Now on the Down Slow to the north, coach 'B' seems quiet; a few passengers are catching up on sleep,
only for the silence to be shattered by the shout of 'Tickets please!' (or as they say in Yorkshire: 'Eee-
tickets please!') from Kev. Talking of tickets, did you spot the inadvertent mistake?

ABOVE: The 08.03 Grand Central King's Cross to Sunderland HST passes 'NORTON ON TEES' (sic) Box
and crossing on 31 Mar2017. These HSTs are to be replaced with GWR Class 180 Adelantes, sometimes
running as double 10-car sets. The station (CP 7 Mar 1960) was the other side (south) of the crossing.

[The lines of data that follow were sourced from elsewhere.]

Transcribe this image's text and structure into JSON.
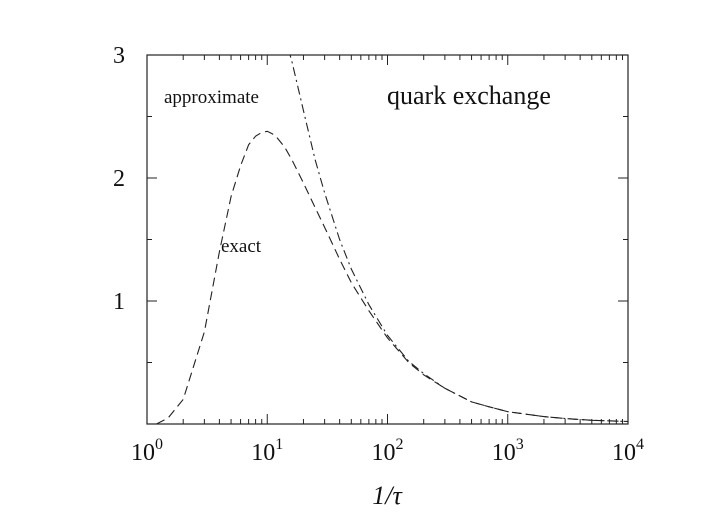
{
  "chart_data": {
    "type": "line",
    "title": "",
    "xlabel": "1/τ",
    "ylabel": "",
    "xscale": "log",
    "xlim": [
      1,
      10000
    ],
    "ylim": [
      0,
      3
    ],
    "grid": false,
    "x_ticks": [
      {
        "value": 1,
        "base": "10",
        "exp": "0"
      },
      {
        "value": 10,
        "base": "10",
        "exp": "1"
      },
      {
        "value": 100,
        "base": "10",
        "exp": "2"
      },
      {
        "value": 1000,
        "base": "10",
        "exp": "3"
      },
      {
        "value": 10000,
        "base": "10",
        "exp": "4"
      }
    ],
    "y_ticks": [
      {
        "value": 1,
        "label": "1"
      },
      {
        "value": 2,
        "label": "2"
      },
      {
        "value": 3,
        "label": "3"
      }
    ],
    "y_minor_step": 0.5,
    "annotations": {
      "panel": "quark exchange",
      "approximate": "approximate",
      "exact": "exact"
    },
    "series": [
      {
        "name": "exact",
        "style": "dashed",
        "color": "#222222",
        "x": [
          1.2,
          1.5,
          2,
          3,
          4,
          5,
          6,
          7,
          8,
          9,
          10,
          11,
          12,
          14,
          16,
          20,
          25,
          30,
          40,
          50,
          70,
          100,
          150,
          200,
          300,
          500,
          700,
          1000,
          2000,
          3000,
          5000,
          10000
        ],
        "y": [
          0.0,
          0.05,
          0.2,
          0.75,
          1.4,
          1.85,
          2.1,
          2.27,
          2.34,
          2.37,
          2.38,
          2.36,
          2.33,
          2.25,
          2.15,
          1.96,
          1.76,
          1.6,
          1.34,
          1.15,
          0.92,
          0.7,
          0.5,
          0.4,
          0.29,
          0.18,
          0.14,
          0.1,
          0.06,
          0.045,
          0.03,
          0.02
        ]
      },
      {
        "name": "approximate",
        "style": "dash-dot",
        "color": "#222222",
        "x": [
          15,
          16,
          20,
          25,
          30,
          40,
          50,
          70,
          100,
          150,
          200,
          300,
          500,
          700,
          1000,
          2000,
          3000,
          5000,
          10000
        ],
        "y": [
          3.05,
          2.95,
          2.55,
          2.15,
          1.88,
          1.5,
          1.26,
          0.97,
          0.72,
          0.51,
          0.41,
          0.29,
          0.18,
          0.14,
          0.1,
          0.06,
          0.045,
          0.03,
          0.02
        ]
      }
    ]
  }
}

At Longlands Jn, we take the Northallerton station avoider and head for Eaglescliffe and the coast.
At Eaglescliffe the tour covers the Down Goods loop, and then passes the cleared (sadly now
trackless) site of Thompson's Scrapyard at Stockton where a new housing estate is being built. The
next non-passenger bit is after Seaton Carew - the Down Cliff House Goods loop. On the other side of
the line can be seen the (very) disused Up Cliff House Loop - completely beyond hope, despite
resignalling in 2010 - very tantalising at over 1½ miles long. A pacer unit is noted in Hartlepool bay (not
on the beach but at the station), the only regular use is on Sundays.

The harbour has a few tall ships and what seemed to be a paddle steamer as well. On the left is
Victoria Park, home of Hartlepool United, the newest non-League football club having been relegated
from the Football League the previous day. The North Sea seems choppy with white waves in evidence
and a few spots of rain in the air. Seems like perfect timing, as the next item that is on offer to the
punters are TPE umbrellas

BELOW: Class 376758 heads south along the Durham coast between Seaham and Hartlepool, to
Horden or Blackhall Colliery. Easington Colliery is to the north in the background. Thur 30 Sep 1971.